A concertina of photos. You can't see the velcro tab at the top. It's really just another hinged photo but with eight photos stuck back to back folding open.

Two of my favourite contraptions here. I ended up with half a dozen spare pictures that I wanted in the book but didn’t have space for. I’d been collecting red and gold envelopes so it seemed a good idea to just pop them in an envelope stuck onto the page.

A gold envelope stuck down in the corner of my scrapbook, containing a handful of extra photos.

But we’re not done yet. Just this week, I discovered the art of perfect binding with PVA glue and now that little packet of loose photos is a slim little 4×6 minibook that lives in the envelope.

Close-up of a handmade perfect bound minibook. It's got a gold glitter cover and it strengthened with gold glitter duct tape.

Inside the handmade perfect bound minibook. It's handful of photos bound at the top spine with PVA glue.

As soon I was given this plastic bag for my postcards and badge from the Hermitage, I knew I wanted it to go in the scrapbook somehow. So I cut it down to about 10×10 and stuck it in around three sides with some postcards behind it and now it’s a bag that I can keep another postcard, my ticket, my information leaflet/museum plan and a journalling card inside.

The front of a plastic bag stuck in as a scrapbook page. There are bits and pieces of scrap inside/underneath it.

The contents of the plastic bag page on top of it. The leaflet is half in to show how it works.

This is the only time I did this. I had quite a few selfies taken in the wilds and the quiet of the parkland above Murmansk but it would take up so much room! So I had them printed as… well, it’s not a bookmark but it’s that shape.

Strip of selfies from Murmansk.

Sometimes there’s something as simple as a scrap of spare card cut at an angle to make a pocket.

Gold angled pocket taking up nearly half a page, containing a folded map, a spare photo and a journalling card.

Here’s my extra glitter page and as a bonus, it has one of those velcroed concertinas on it too and a journalling card hidden underneath.

Extra page made from glitter cardstock.
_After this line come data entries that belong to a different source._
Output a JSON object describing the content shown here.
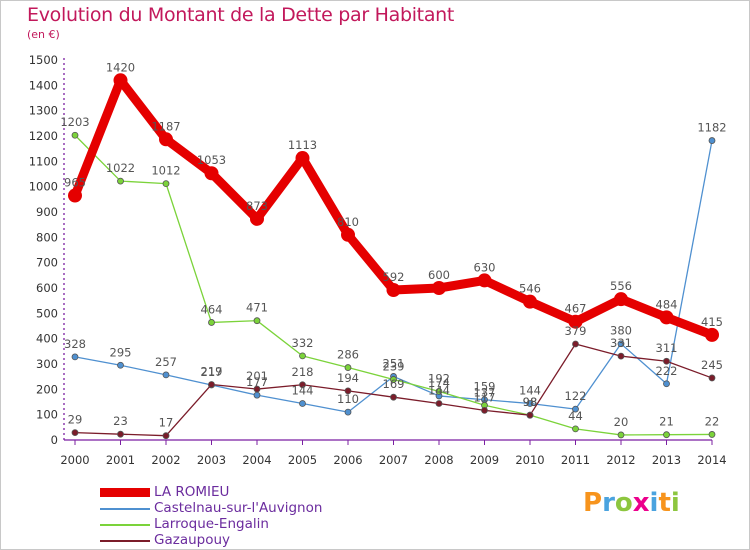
{
  "chart_data": {
    "type": "line",
    "title": "Evolution du Montant de la Dette par Habitant",
    "subtitle": "(en €)",
    "x": [
      "2000",
      "2001",
      "2002",
      "2003",
      "2004",
      "2005",
      "2006",
      "2007",
      "2008",
      "2009",
      "2010",
      "2011",
      "2012",
      "2013",
      "2014"
    ],
    "ylim": [
      0,
      1500
    ],
    "yticks": [
      "0",
      "100",
      "200",
      "300",
      "400",
      "500",
      "600",
      "700",
      "800",
      "900",
      "1000",
      "1100",
      "1200",
      "1300",
      "1400",
      "1500"
    ],
    "grid": false,
    "legend_position": "bottom-left",
    "series": [
      {
        "name": "LA ROMIEU",
        "color": "#e50000",
        "width": 9,
        "marker": 7,
        "values": [
          965,
          1420,
          1187,
          1053,
          873,
          1113,
          810,
          592,
          600,
          630,
          546,
          467,
          556,
          484,
          415
        ],
        "labels": [
          "965",
          "1420",
          "1187",
          "1053",
          "873",
          "1113",
          "810",
          "592",
          "600",
          "630",
          "546",
          "467",
          "556",
          "484",
          "415"
        ]
      },
      {
        "name": "Castelnau-sur-l'Auvignon",
        "color": "#4f90d0",
        "width": 1.3,
        "marker": 3,
        "values": [
          328,
          295,
          257,
          217,
          177,
          144,
          110,
          251,
          174,
          159,
          144,
          122,
          380,
          222,
          1182
        ],
        "labels": [
          "328",
          "295",
          "257",
          "217",
          "177",
          "144",
          "110",
          "251",
          "174",
          "159",
          "144",
          "122",
          "380",
          "222",
          "1182"
        ]
      },
      {
        "name": "Larroque-Engalin",
        "color": "#7bd33a",
        "width": 1.3,
        "marker": 3,
        "values": [
          1203,
          1022,
          1012,
          464,
          471,
          332,
          286,
          239,
          192,
          137,
          98,
          44,
          20,
          21,
          22
        ],
        "labels": [
          "1203",
          "1022",
          "1012",
          "464",
          "471",
          "332",
          "286",
          "239",
          "192",
          "137",
          "98",
          "44",
          "20",
          "21",
          "22"
        ]
      },
      {
        "name": "Gazaupouy",
        "color": "#7b1c2a",
        "width": 1.3,
        "marker": 3,
        "values": [
          29,
          23,
          17,
          219,
          201,
          218,
          194,
          169,
          144,
          117,
          98,
          379,
          331,
          311,
          245
        ],
        "labels": [
          "29",
          "23",
          "17",
          "219",
          "201",
          "218",
          "194",
          "169",
          "144",
          "117",
          "98",
          "379",
          "331",
          "311",
          "245"
        ]
      }
    ]
  },
  "legend": {
    "items": [
      {
        "label": "LA ROMIEU",
        "color": "#e50000",
        "thick": true
      },
      {
        "label": "Castelnau-sur-l'Auvignon",
        "color": "#4f90d0",
        "thick": false
      },
      {
        "label": "Larroque-Engalin",
        "color": "#7bd33a",
        "thick": false
      },
      {
        "label": "Gazaupouy",
        "color": "#7b1c2a",
        "thick": false
      }
    ]
  },
  "logo": {
    "letters": [
      "P",
      "r",
      "o",
      "x",
      "i",
      "t",
      "i"
    ],
    "colors": [
      "#f7941d",
      "#4aa3df",
      "#8dc63f",
      "#ec008c",
      "#4aa3df",
      "#f7941d",
      "#8dc63f"
    ]
  },
  "colors": {
    "title": "#c2185b",
    "axis": "#7b1fa2",
    "label": "#555555"
  }
}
It looks like all the other pages except it's a little thicker and it's glittery.

Another favourite. Another souvenir bag stuck into the book – this one’s smaller and I opted to cut the top off rather than the back – and inside it was a handful of photos of Red Square by night and as of Tuesday, there’s another little perfect bound minibook, this one containing a journalling card as well as the photos, which makes it look like a proper little notebook when you open it up, because that’s the first page.

Handmade perfect bound minibook poking out of a plastic bag stuck down on a page.
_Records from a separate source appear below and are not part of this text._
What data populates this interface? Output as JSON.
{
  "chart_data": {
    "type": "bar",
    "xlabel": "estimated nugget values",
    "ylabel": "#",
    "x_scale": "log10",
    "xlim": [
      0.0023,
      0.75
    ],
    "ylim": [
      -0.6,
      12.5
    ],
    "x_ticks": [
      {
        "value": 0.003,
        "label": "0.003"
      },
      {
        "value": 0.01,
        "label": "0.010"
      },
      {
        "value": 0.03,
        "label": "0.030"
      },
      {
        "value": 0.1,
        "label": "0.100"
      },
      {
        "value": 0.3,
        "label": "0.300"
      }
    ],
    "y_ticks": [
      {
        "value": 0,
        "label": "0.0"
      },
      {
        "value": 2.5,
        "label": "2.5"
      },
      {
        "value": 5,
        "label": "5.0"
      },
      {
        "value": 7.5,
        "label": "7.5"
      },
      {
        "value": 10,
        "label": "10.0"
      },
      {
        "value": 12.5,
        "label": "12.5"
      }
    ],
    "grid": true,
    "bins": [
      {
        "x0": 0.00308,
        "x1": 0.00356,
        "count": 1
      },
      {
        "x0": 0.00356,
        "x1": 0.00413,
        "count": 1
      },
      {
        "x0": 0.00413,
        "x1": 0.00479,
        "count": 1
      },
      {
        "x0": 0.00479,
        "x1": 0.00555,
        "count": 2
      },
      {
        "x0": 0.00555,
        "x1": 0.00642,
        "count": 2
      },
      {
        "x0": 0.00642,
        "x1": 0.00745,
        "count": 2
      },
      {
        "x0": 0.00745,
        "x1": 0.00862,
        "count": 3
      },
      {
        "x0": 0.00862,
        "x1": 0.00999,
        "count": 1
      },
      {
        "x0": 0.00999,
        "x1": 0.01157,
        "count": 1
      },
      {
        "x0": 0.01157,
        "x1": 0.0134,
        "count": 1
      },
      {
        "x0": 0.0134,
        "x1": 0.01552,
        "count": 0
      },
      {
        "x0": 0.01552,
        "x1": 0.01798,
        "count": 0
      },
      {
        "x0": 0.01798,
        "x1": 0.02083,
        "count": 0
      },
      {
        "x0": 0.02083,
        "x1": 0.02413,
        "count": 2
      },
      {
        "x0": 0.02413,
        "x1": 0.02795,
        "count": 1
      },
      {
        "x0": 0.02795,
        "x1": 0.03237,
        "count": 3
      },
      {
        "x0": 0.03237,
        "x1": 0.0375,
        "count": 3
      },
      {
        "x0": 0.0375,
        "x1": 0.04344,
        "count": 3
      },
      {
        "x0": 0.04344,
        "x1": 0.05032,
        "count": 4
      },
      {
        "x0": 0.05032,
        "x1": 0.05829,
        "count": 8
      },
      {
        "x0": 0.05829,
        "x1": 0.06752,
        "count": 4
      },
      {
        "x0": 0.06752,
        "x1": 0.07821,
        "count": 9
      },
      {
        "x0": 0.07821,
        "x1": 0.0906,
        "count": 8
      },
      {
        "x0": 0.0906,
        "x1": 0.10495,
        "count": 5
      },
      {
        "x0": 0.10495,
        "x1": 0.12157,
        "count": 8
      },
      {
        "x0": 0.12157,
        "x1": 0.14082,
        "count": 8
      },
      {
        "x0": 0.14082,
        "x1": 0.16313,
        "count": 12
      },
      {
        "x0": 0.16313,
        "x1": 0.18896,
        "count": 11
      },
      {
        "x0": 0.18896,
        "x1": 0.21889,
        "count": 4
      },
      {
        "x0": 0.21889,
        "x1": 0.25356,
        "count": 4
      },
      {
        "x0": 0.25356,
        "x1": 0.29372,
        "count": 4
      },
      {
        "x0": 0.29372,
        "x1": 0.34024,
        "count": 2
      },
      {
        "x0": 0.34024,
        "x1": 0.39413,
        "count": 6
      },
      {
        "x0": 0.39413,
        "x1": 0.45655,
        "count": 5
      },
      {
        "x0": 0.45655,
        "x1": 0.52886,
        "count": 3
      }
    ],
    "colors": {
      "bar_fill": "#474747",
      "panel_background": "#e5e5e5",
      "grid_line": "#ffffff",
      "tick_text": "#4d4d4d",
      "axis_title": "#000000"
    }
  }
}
Journalling inside the handmade perfect bound minibook

And then there’s the back, which actually contains quite a lot. There’s another shopping bag, this one containing my Moscow map. I bought a pack of coin collecting album pages and cut a piece off to house a handful of small change (it’s also cut in assorted shapes throughout the book to house tokens). A paper bag that had postcards in it now contains all my receipts, clipped together by date with alternating red and yellow paperclips and labelled with date and description as if I was back at work, and then the spending record is a wonky gold-glitter concertina stuck into the back cover.

Moscow city map poking out of an opaque shopping bag with a Russian doll on it.

Layered stuff at the back of my scrapbook. On top is a grid of coin pockets containing some small change, behind is a tall brown paper bag and behind that is a gold concertina that contains my spending record.

Sample receipt from my Russia scrapbook. It's from the first day, it's all held together with a red paperclip and the top is labelled with the date and description in red pen.

Spending record half-unfolded. It's a long Excel spreadsheet backed with gold glitter card and stuck in the back of the book so it concertinas open.

And that is how you fit 273 photos into a 42-page scrapbook.